Nel secondo caso bisogna confessare che se solo si andasse a guardare il consumo di suolo per impermeabilizzazioni registrato in Italia, allora il giudizio necessariamente deve cambiare. Prova ne è il trend del consumo di suolo che vede una costante progressione negli anni. L'ISPRA certifica che la percentuale di suolo impermeabile (urbanizzato) sulla superficie nazionale passa dal 2,9% negli anni Cinquanta, al 5,4% nel 1989, al 7,3% nel 2012. Il 30% del consumo è dovuto alla costruzione di edifici e capannoni ed è noto quanto questa proliferazione di nuove costruzioni non si sia fermata in moltissimi comuni neppure di fronte a rigidi vincoli urbanistici o idrogeologici. 
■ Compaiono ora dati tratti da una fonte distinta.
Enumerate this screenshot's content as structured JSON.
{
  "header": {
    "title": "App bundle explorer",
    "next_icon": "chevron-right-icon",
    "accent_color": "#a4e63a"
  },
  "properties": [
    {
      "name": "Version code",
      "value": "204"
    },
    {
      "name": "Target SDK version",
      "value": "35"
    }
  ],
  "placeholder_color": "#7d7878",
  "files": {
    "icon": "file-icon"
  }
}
Nelle condizioni date, per favorire la diffusione di valori ambientali e dell’attenzione alla difesa del territorio nell'opinione pubblica, bisognerà valorizzare esperienze preesistenti e sfruttare le nuove disposizioni introdotte in materia dalle norme europee. 
Tra le esperienze significative occorre citare tra le prime le azioni e le opere condotte dai consorzi di bonifica. Una larga parte del territorio italiano esposto a rischio idrogeologico (sostanzialmente le pianure interessate dai fenomeni di esondazione dei corsi d'acqua, di ristagno idrico e di alluvione) è tutelata da opere di difesa idraulica, consistenti prevalentemente in canali di drenaggio, idrovore, vasche di laminazione e di intercettazione del trasporto solido. La loro manutenzione è affidata, sulla base di una normativa che risale al 1904, ai consorzi di bonifica partecipati da tutti i proprietari di immobili che ricevono beneficio dalle suddette opere di difesa idraulica. Questa manutenzione, almeno in linea di principio, è a costo zero per i bilanci pubblici, dal momento che viene sostenuta dalla contribuzione dei proprietari consorziati. Ciò non toglie che nei confronti dei consorzi si debba operare una grande azione di trasformazione e riordino per recuperare grandi margini di inadempienze e renderli sempre più 
efficienti. 
La partecipazione del pubblico ai processi decisionali in materia di acque è prevista e incentivata a livello comunitario dalla Direttiva 2000/60/CE (art. 14) e a livello nazionale dal Decreto legislativo 152/06. Questa norma, come d'altronde molte altre della Direttiva, è stata ignorata dalle nostre autorità. Per la sua implementazione necessiterebbe di strategie di governance. A tal proposito strumenti efficaci di programmazione negoziata con gli stakeholders potrebbero essere i "contratti di fiume", già diffusi in molte nazioni europee, che stanno trovando anche in Italia un crescente interesse. Attraverso i contratti di fiume a livello di bacino o sottobacino è possibile supportare la pianificazione e programmazione all'interno dei distretti idrografici e integrare i piani e le norme sulla gestione e tutela delle acque con quelli per la difesa del suolo. Tali strumenti sono stati riconosciuti nel Collegato ambientale; ora vanno supportati a livello nazionale, oltre che distrettuale e regionale integrandoli e sostenendoli attraverso misure legislative e finanziarie che ne supportino le fasi di avvio, ne controllino e uniformino a livello nazionale la qualità dei processi. 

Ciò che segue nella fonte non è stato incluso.